10 KiB
stage, title
| stage | title |
|---|---|
| 14 | Engine version registry service |
Stage 14 — Engine version registry service
This decision record captures the non-obvious choices made while
implementing the engine_version registry service-layer at PLAN
Stage 14. The service backs the
/api/v1/internal/engine-versions/* REST surface (Stage 19) and the
hot-path image_ref resolve called synchronously by Game Lobby's
start flow.
Context
../PLAN.md Stage 14 lists seven service methods:
List, Get, Create, Update, Deprecate, Delete,
ResolveImageRef. The lifecycle the service drives is frozen by
../README.md §Engine Version Registry. The reference
precedent for shape and audit semantics is
../internal/service/registerruntime
landed at Stage 13.
Five decisions deviate from a literal reading of either Stage 14 or the existing port and migration shapes. Each is recorded below.
Decisions
1. EngineVersionStore.Delete extension
Decision. ports.EngineVersionStore
gains a Delete(ctx, version) error method that returns
engineversion.ErrNotFound when no row matches. The PostgreSQL-backed
adapter engineversionstore.Store.Delete
issues a single DELETE FROM engine_versions WHERE version = $1 and
distinguishes "missing" from "removed" via RowsAffected. The mock at
internal/adapters/mocks/mock_engineversionstore.go
is regenerated by make -C gamemaster mocks. Three adapter tests
(TestDeleteHappy, TestDeleteNotFound, TestDeleteRejectsEmptyVersion)

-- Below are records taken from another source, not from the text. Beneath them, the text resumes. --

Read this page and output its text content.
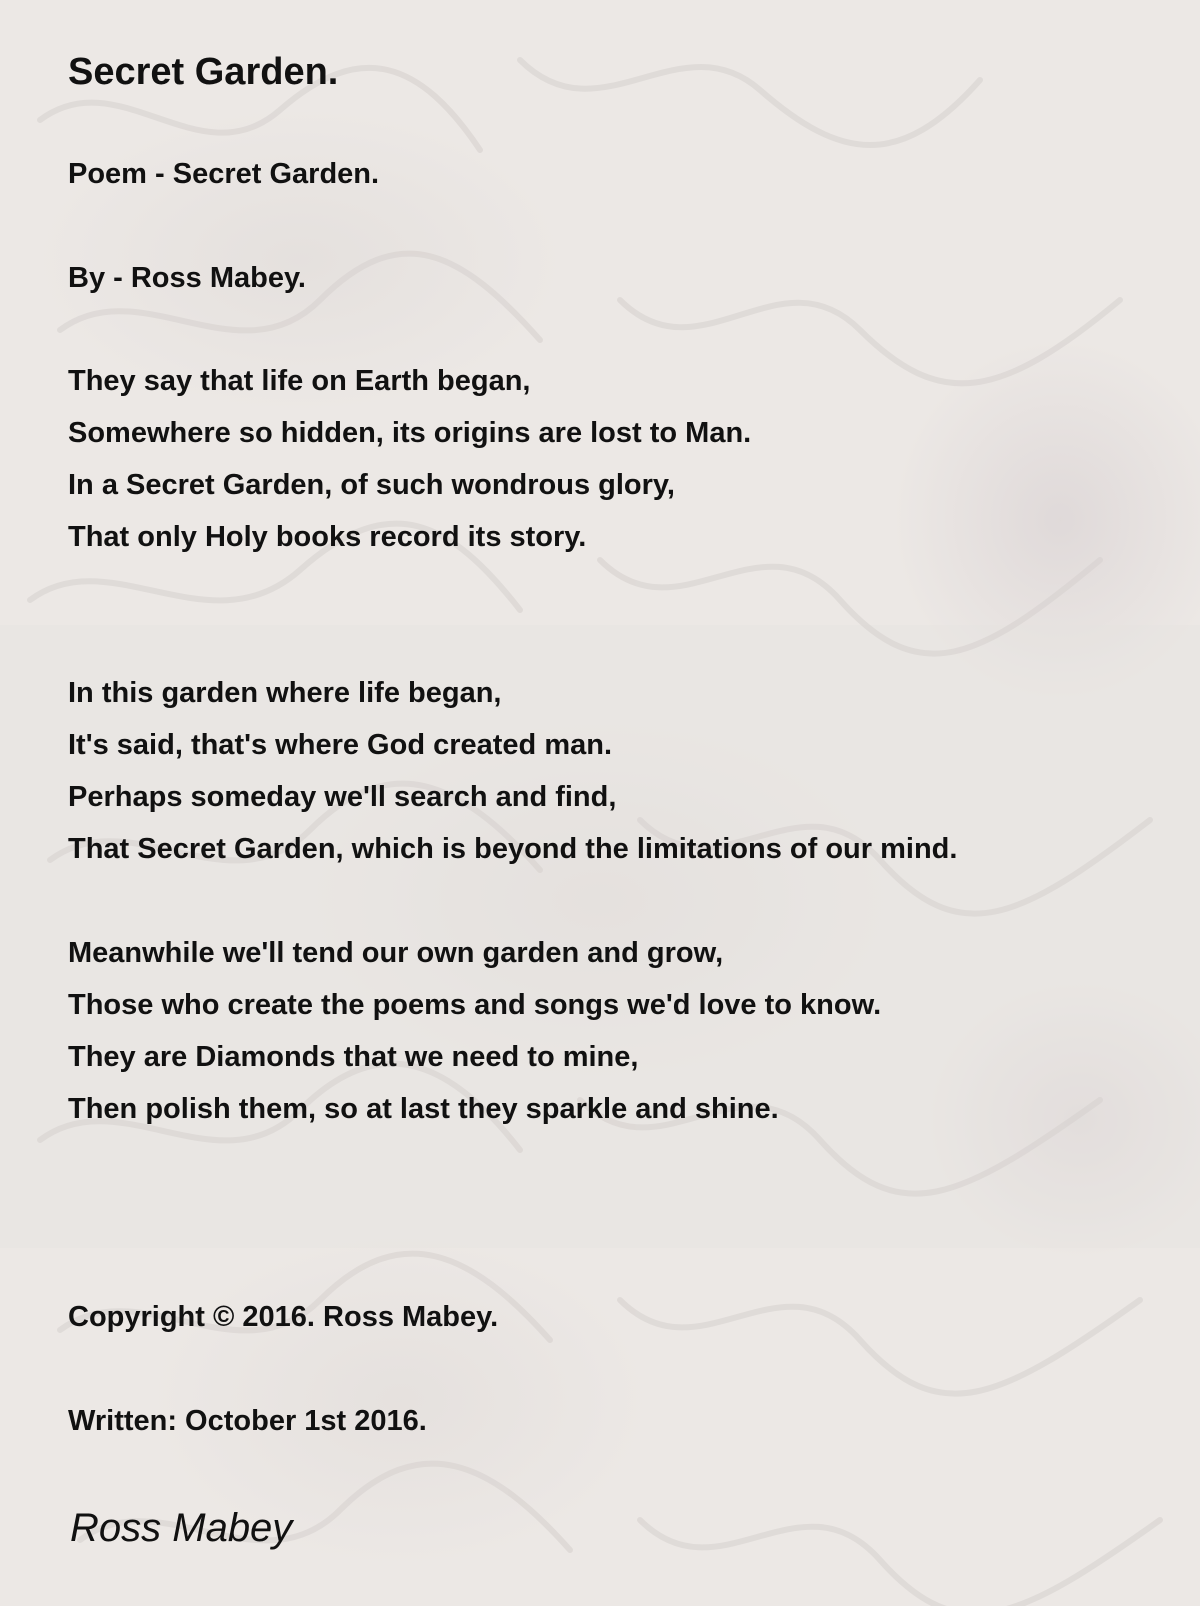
Secret Garden.

Poem - Secret Garden.

By - Ross Mabey.

They say that life on Earth began,

Somewhere so hidden, its origins are lost to Man.

In a Secret Garden, of such wondrous glory,

That only Holy books record its story.

In this garden where life began,

It's said, that's where God created man.

Perhaps someday we'll search and find,

That Secret Garden, which is beyond the limitations of our mind.

Meanwhile we'll tend our own garden and grow,

Those who create the poems and songs we'd love to know.

They are Diamonds that we need to mine,

Then polish them, so at last they sparkle and shine.

Copyright © 2016. Ross Mabey.

Written: October 1st 2016.

Ross Mabey
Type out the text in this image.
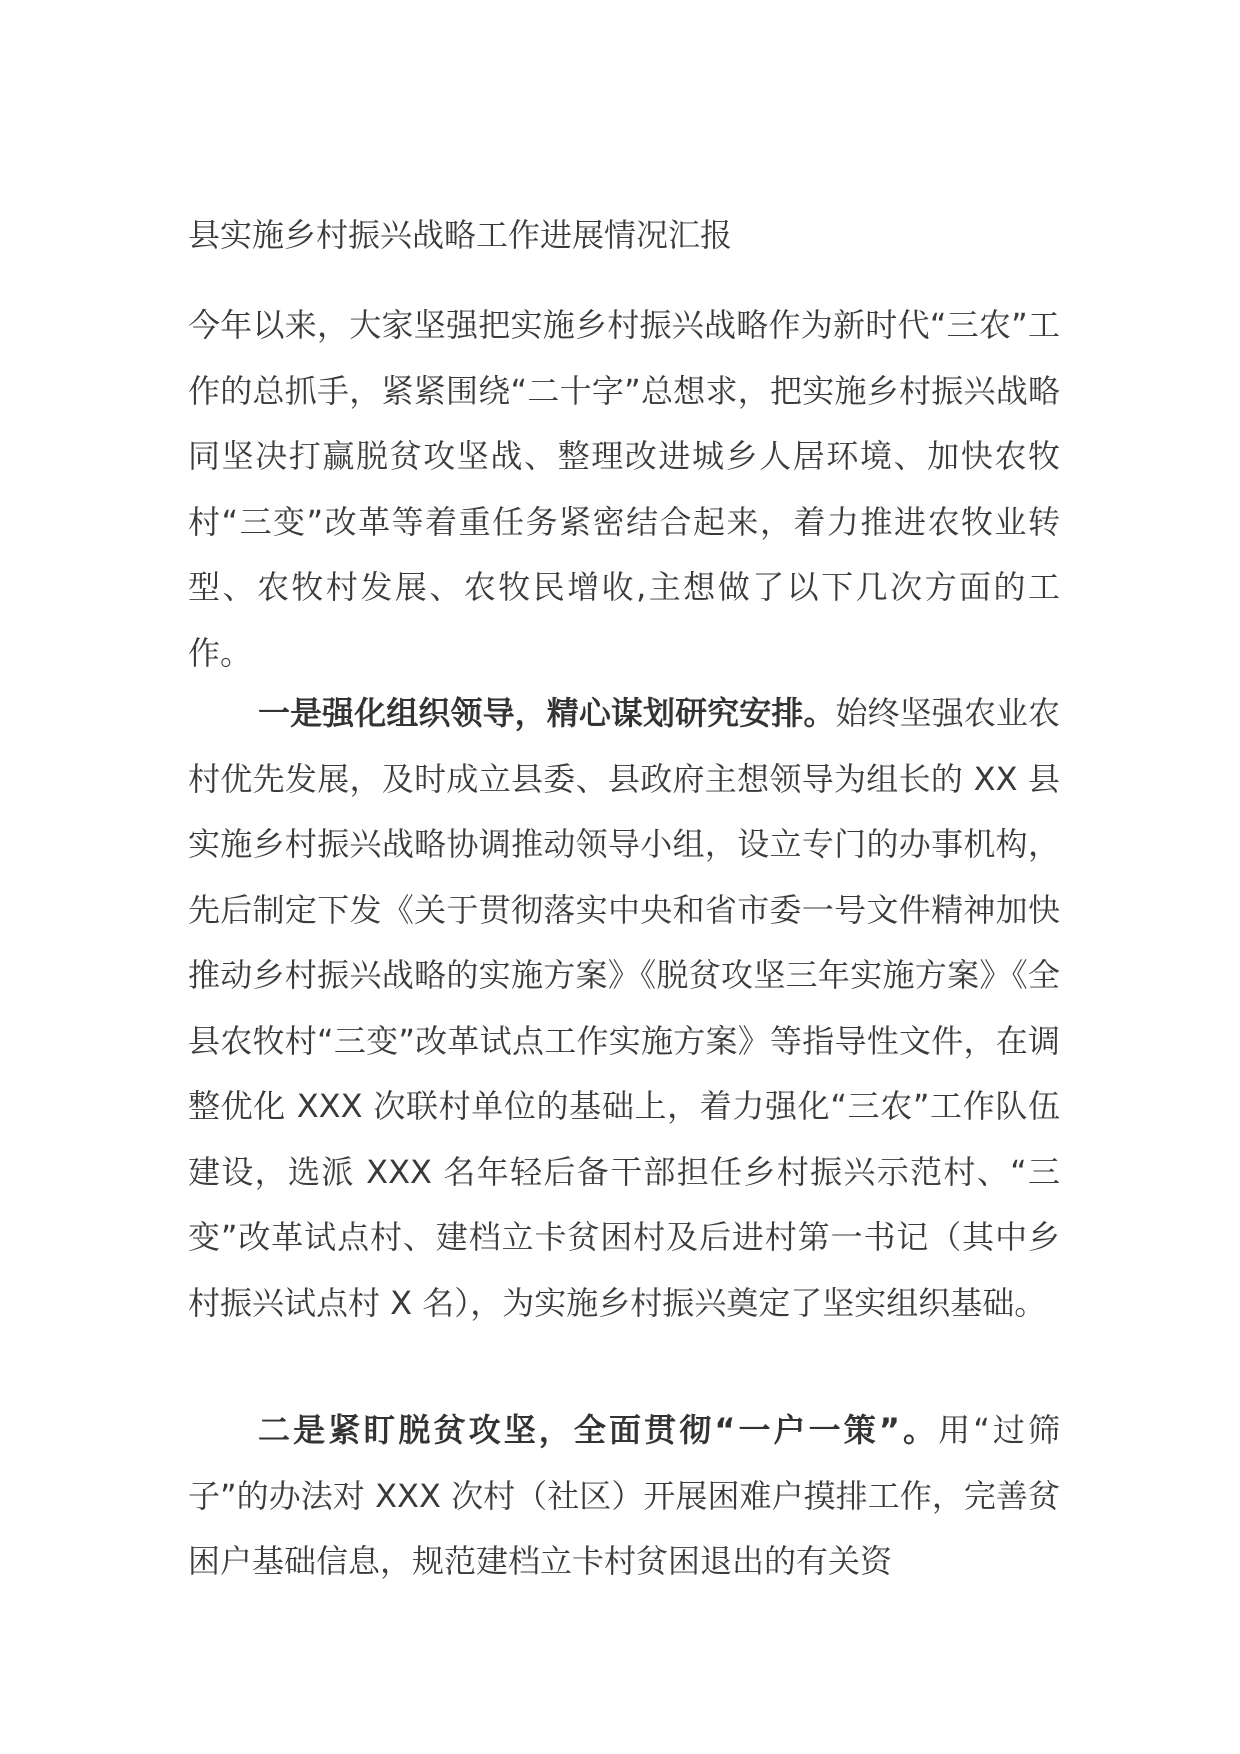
县实施乡村振兴战略工作进展情况汇报

今年以来，大家坚强把实施乡村振兴战略作为新时代“三农”工作的总抓手，紧紧围绕“二十字”总想求，把实施乡村振兴战略同坚决打赢脱贫攻坚战、整理改进城乡人居环境、加快农牧村“三变”改革等着重任务紧密结合起来，着力推进农牧业转型、农牧村发展、农牧民增收,主想做了以下几次方面的工作。

一是强化组织领导，精心谋划研究安排。始终坚强农业农村优先发展，及时成立县委、县政府主想领导为组长的 XX 县实施乡村振兴战略协调推动领导小组，设立专门的办事机构，先后制定下发《关于贯彻落实中央和省市委一号文件精神加快推动乡村振兴战略的实施方案》《脱贫攻坚三年实施方案》《全县农牧村“三变”改革试点工作实施方案》等指导性文件，在调整优化 XXX 次联村单位的基础上，着力强化“三农”工作队伍建设，选派 XXX 名年轻后备干部担任乡村振兴示范村、“三变”改革试点村、建档立卡贫困村及后进村第一书记（其中乡村振兴试点村 X 名），为实施乡村振兴奠定了坚实组织基础。

二是紧盯脱贫攻坚，全面贯彻“一户一策”。用“过筛子”的办法对 XXX 次村（社区）开展困难户摸排工作，完善贫困户基础信息，规范建档立卡村贫困退出的有关资
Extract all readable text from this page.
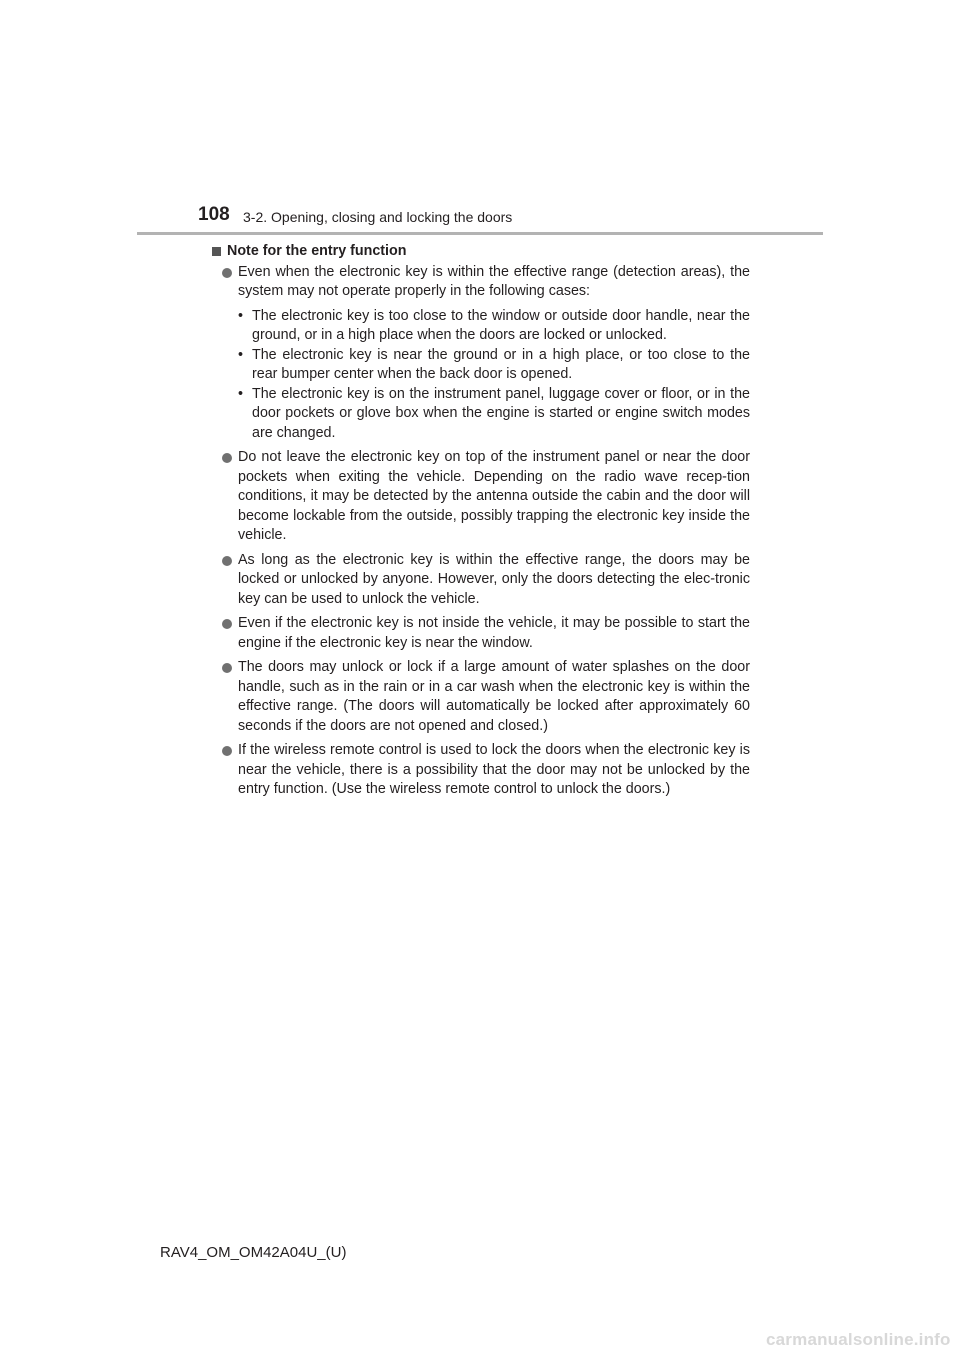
108 3-2. Opening, closing and locking the doors
Note for the entry function
Even when the electronic key is within the effective range (detection areas), the system may not operate properly in the following cases:
• The electronic key is too close to the window or outside door handle, near the ground, or in a high place when the doors are locked or unlocked.
• The electronic key is near the ground or in a high place, or too close to the rear bumper center when the back door is opened.
• The electronic key is on the instrument panel, luggage cover or floor, or in the door pockets or glove box when the engine is started or engine switch modes are changed.
Do not leave the electronic key on top of the instrument panel or near the door pockets when exiting the vehicle. Depending on the radio wave recep-tion conditions, it may be detected by the antenna outside the cabin and the door will become lockable from the outside, possibly trapping the electronic key inside the vehicle.
As long as the electronic key is within the effective range, the doors may be locked or unlocked by anyone. However, only the doors detecting the elec-tronic key can be used to unlock the vehicle.
Even if the electronic key is not inside the vehicle, it may be possible to start the engine if the electronic key is near the window.
The doors may unlock or lock if a large amount of water splashes on the door handle, such as in the rain or in a car wash when the electronic key is within the effective range. (The doors will automatically be locked after approximately 60 seconds if the doors are not opened and closed.)
If the wireless remote control is used to lock the doors when the electronic key is near the vehicle, there is a possibility that the door may not be unlocked by the entry function. (Use the wireless remote control to unlock the doors.)
RAV4_OM_OM42A04U_(U)
carmanualsonline.info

mirror the pattern from the existing Deprecate tests.
Why. Stage 14 explicitly requires the service to expose a hard
Delete distinct from Deprecate. The Stage 11 port surface only
carried Deprecate (idempotent soft-mark) and
IsReferencedByActiveRuntime (read probe). Three alternatives were
considered and rejected:
- Skip hard delete: omits a Stage 14 deliverable and forces a port
delta later. The OpenAPI 409
engine_version_in_useexample would also become a dangling spec entry. - Reuse
Deprecatefor both soft and hard semantics: contradicts README §Engine Version Registry ("statusvalues: ...deprecated(rejected on new starts; existing runtimes unaffected)"). A referenced version must remain deprecable so the operator can phase in a successor while existing runtimes finish out — folding the reference check into Deprecate would break that flow. - Inline the SQL inside the service: contradicts the per-port abstraction Stage 10 set up; the service must not import the jet table package.
This is the same pattern Stage 13 D1 used for
RuntimeRecordStore.Delete: a small, targeted contract delta admitted
by the pre-launch single-init policy.
2. Hard-delete reference probe runs before adapter Delete
Decision. Service.Delete
calls versions.IsReferencedByActiveRuntime first; on a positive
result it surfaces ErrInUse without ever calling the adapter
Delete. Only when the probe reports zero references does the service
issue the SQL DELETE.
Why. Two alternatives were rejected:
- Single transaction with
SELECT ... FOR UPDATEplus DELETE: requires the adapter to expose a transactional sub-interface and forces the service into store-internal locking semantics. The plan is single-instance (README §Non-Goals), so the small race window between probe and delete is acceptable and self-correcting (a late-arriving register-runtime against a deprecated version would fail atruntime_recordsinsert anyway because the version row is gone — the eventual outcome is the same). - Probe-after-delete: leaks the DELETE on transient probe failures and surfaces a misleading "deleted" outcome to the caller.
Surfacing engine_version_in_use before any mutation matches the
README §Error Model wording and the OpenAPI EngineVersionInUseError
example.
3. engine_version_delete op kind added to schema and domain
Decision. A new audit value engine_version_delete is added to:
domain/operation.OpKind(constant,IsKnown,AllOpKinds);migrations/00001_init.sql(theoperation_log_op_kind_chkCHECK constraint);- README §Persistence Layout (the
op_kindenum listing in theoperation_logdescription).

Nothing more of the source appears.